Когда я наконец его отпустил, он рыдал. Всхлипывая, уполз и спрятался под столом. Умолял не убивать его. Неужели он правда решил, что я его убью? Он что же, думает, я такой же, как он?
А какую историю он сочинил!
Старую индийскую сказку. Дескать, я сделал это все ради детей.
– В этой продажной стране у них нет будущего. Я должен заработать денег, чтобы увезти их отсюда. Мне платили гроши. Ты, Руди, получал сотни миллионов, а я ничего. – Он то и дело плевался кровью. Гримершам придется потрудиться, чтобы подготовить его к эфиру. – Все мои одноклассники уже крорпати, а я? У меня и двух пайс нет.
– Твой Инстаграм свидетельствует об обратном, – заметил Руди.
– Это все ложь, это все ложь! Чужие дома, чужие машины, все ложь!

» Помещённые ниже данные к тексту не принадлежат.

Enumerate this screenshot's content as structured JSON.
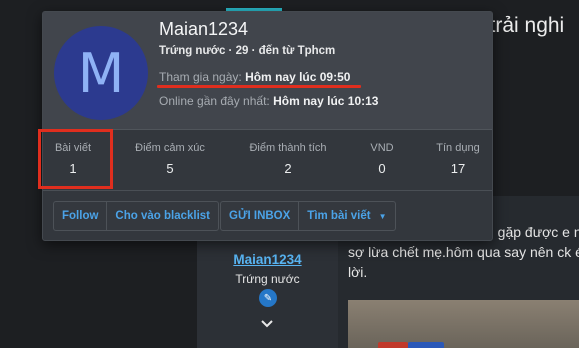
{
  "background": {
    "headline": "n trải nghi",
    "post_lines": [
      "h gặp được e n",
      "sợ lừa chết mẹ.hôm qua say nên ck é",
      "lời."
    ],
    "sidebar_username": "Maian1234",
    "sidebar_rank": "Trứng nước"
  },
  "card": {
    "avatar_letter": "M",
    "name": "Maian1234",
    "userline": "Trứng nước · 29 · đến từ Tphcm",
    "join_label": "Tham gia ngày:",
    "join_value": "Hôm nay lúc 09:50",
    "online_label": "Online gần đây nhất:",
    "online_value": "Hôm nay lúc 10:13",
    "stats": [
      {
        "label": "Bài viết",
        "value": "1"
      },
      {
        "label": "Điểm cảm xúc",
        "value": "5"
      },
      {
        "label": "Điểm thành tích",
        "value": "2"
      },
      {
        "label": "VND",
        "value": "0"
      },
      {
        "label": "Tín dụng",
        "value": "17"
      }
    ],
    "buttons": {
      "follow": "Follow",
      "blacklist": "Cho vào blacklist",
      "inbox": "GỬI INBOX",
      "find_posts": "Tìm bài viết"
    }
  },
  "colors": {
    "highlight": "#e02e1e",
    "link": "#4ba3e8",
    "avatar_bg": "#2c3a8f"
  }
}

Наши спонсоры хотели меня уволить. Каждый день твердили: Шашанк, сокращай накладные расходы, Шашанк, сокращай призовой фонд. Как я сопротивлялся, как я сопротивлялся! Я отдавал деньги бедным, такая у меня работа. Да я не продюсер, а меценат! – он говорил что-то еще, но я уже не слушал.
С такими, как Оберой, чем дольше общаешься, тем больше замечаешь, какие они ничтожества. Вот вроде богатство, вкус, власть, волосы, зубы. Но постепенно понимаешь, что за этим фасадом – пустота, и в один прекрасный день удивляешься: как я вообще умудрился хоть что-то в нем разглядеть, не дурак ли я?
Все утро он просидел под столом. Подбородок в крови, взгляд отрешенный; он уже ни для кого не представлял опасности.
Мы перешли в другую часть студии – до того невыносимо было находиться в одном помещении с этим нытиком.
Я подошел к Руди. Он репетировал текст. Распечатал и учил наизусть, отрабатывал жестикуляцию, паузы, выражения лица.
– Ну что, скоро эфир века? – спросил я.
Он откашлялся.
– Точно, друг мой. Может, посмотришь, что я тут написал, исправишь ошибки, – он протянул мне текст.
– Не нужно, – ответил я. – Уверен: ты отлично справишься, Руди.
Хлопнул его по плечу и ушел.
Прия весь день работала за компьютером в кабинете Обероя. Распечатала разоблачительные скриншоты. Обнаружила в столе несколько одноразовых мобильных телефонов, с которых он звонил подельникам.
– Он даже не попытался ничего скрыть, – сказала она. – Думал, что подставит вас, и никто ничего не узнает.
– Если бы не мои обаяние и сообразительность… – И я поцеловал ее.